Whim-Bil-Done - my dessert for Great British Menu 2017

Tom Parker

Tom Parker

19th May 2017

Whim-Bil-Done - my dessert for Great British Menu 2017

This is my recipe for my beetroot parfait dessert - Whim-Bil-Done - as seen on the Great British Menu 2017


  • For the Beetroot Parfait:
  • 160g egg yolks
  • 200g sugar
  • 50g water
  • 1 gelatin
  • 450g UHT cream (whipped)
  • 150g cream
  • 300ml reduced beetroot juice
  • salt
  • For the Beetroot Spray:
  • 300g Valrhona 55%
  • 300g coco butter
  • red powder food colour
  • For the Bilberry Marmalade:
  • 450g bilberries
  • 100g sugar
  • For the Curd Cheese:
  • 1 legrams curd cheese
  • For the Hibiscus Soup :
  • 500ml water
  • 100g sugar
  • 35g hibiscus
  • For the Wood Sorrel:
  • 50g wood sorrel
  • For the Curd Cheese Mousse :
  • 2 legrams curd cheese
  • Other:
  • Diced brioche
  • Viola flowers
  • Blackcurrant sage floor
  • Sugared brioche crouton
  • Ice ball for soup


For the Beetroot Parfait:
Whisk the egg yolks in the kitchen aid until fully.
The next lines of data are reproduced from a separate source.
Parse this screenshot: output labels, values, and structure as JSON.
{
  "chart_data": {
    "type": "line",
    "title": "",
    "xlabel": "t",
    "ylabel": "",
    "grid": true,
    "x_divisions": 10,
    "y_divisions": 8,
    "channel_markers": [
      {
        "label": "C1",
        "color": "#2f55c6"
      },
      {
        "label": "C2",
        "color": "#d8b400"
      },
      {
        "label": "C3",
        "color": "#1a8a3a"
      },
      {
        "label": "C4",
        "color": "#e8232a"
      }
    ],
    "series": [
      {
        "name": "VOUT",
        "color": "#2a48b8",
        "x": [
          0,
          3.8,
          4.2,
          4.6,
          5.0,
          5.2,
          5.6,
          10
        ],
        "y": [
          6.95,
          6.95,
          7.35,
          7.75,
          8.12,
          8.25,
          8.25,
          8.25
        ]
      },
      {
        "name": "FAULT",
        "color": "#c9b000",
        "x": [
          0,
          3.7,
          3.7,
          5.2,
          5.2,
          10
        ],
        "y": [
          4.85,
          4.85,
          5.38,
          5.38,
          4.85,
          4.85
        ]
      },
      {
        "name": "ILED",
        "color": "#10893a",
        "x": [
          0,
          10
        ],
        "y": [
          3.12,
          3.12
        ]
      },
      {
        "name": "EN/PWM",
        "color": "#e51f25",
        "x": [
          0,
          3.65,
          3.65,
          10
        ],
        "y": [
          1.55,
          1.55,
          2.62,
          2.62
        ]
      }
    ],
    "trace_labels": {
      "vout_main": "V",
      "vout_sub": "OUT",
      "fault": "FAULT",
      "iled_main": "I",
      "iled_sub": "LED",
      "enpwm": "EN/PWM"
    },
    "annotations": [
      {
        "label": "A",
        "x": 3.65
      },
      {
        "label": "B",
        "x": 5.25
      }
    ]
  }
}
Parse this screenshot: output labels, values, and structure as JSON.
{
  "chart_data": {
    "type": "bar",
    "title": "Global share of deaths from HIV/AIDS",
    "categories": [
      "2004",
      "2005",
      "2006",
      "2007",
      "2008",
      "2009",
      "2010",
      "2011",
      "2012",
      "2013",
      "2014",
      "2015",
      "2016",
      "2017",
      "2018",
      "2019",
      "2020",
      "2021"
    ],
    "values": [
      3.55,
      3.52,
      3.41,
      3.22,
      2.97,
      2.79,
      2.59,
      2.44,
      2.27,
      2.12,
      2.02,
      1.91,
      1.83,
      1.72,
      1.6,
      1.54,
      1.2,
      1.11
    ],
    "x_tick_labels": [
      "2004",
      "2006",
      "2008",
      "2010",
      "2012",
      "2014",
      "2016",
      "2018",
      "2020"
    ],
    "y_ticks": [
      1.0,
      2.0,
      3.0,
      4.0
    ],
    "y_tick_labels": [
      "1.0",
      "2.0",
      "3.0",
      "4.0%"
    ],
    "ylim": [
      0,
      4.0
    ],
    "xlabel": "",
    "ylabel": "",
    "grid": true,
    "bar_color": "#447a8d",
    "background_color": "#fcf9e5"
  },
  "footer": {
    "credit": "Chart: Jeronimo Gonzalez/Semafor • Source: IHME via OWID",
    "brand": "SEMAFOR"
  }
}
Boil the sugar and water and cook to 121°C. Slowly add the stock syrup to the egg mix and continue to mix until cold. Boil the small amount of cream with the reduced beetroot juice. Add the soaked gelatin and mix with the egg yolk mix. Fold in the whipped cream.
For the Bilberry Marmalade:
Mix in a pan and bring to the boil and infuse for 10 minutes. Pass the juice and reduce down to syrup. Pour over the bilberries.
For the Curd Cheese:
Dice into 1cm by 1cm cubes.
For the Hibiscus Soup :
Put everything in a pan and bring to the boil. Cling film and allow to infuse for 20 minutes. Pass and chill.
For the Wood Sorrel:
Pick and keep refrigerate.
For the Curd Cheese Mousse :
Put in a taco jet container and blend 3 times.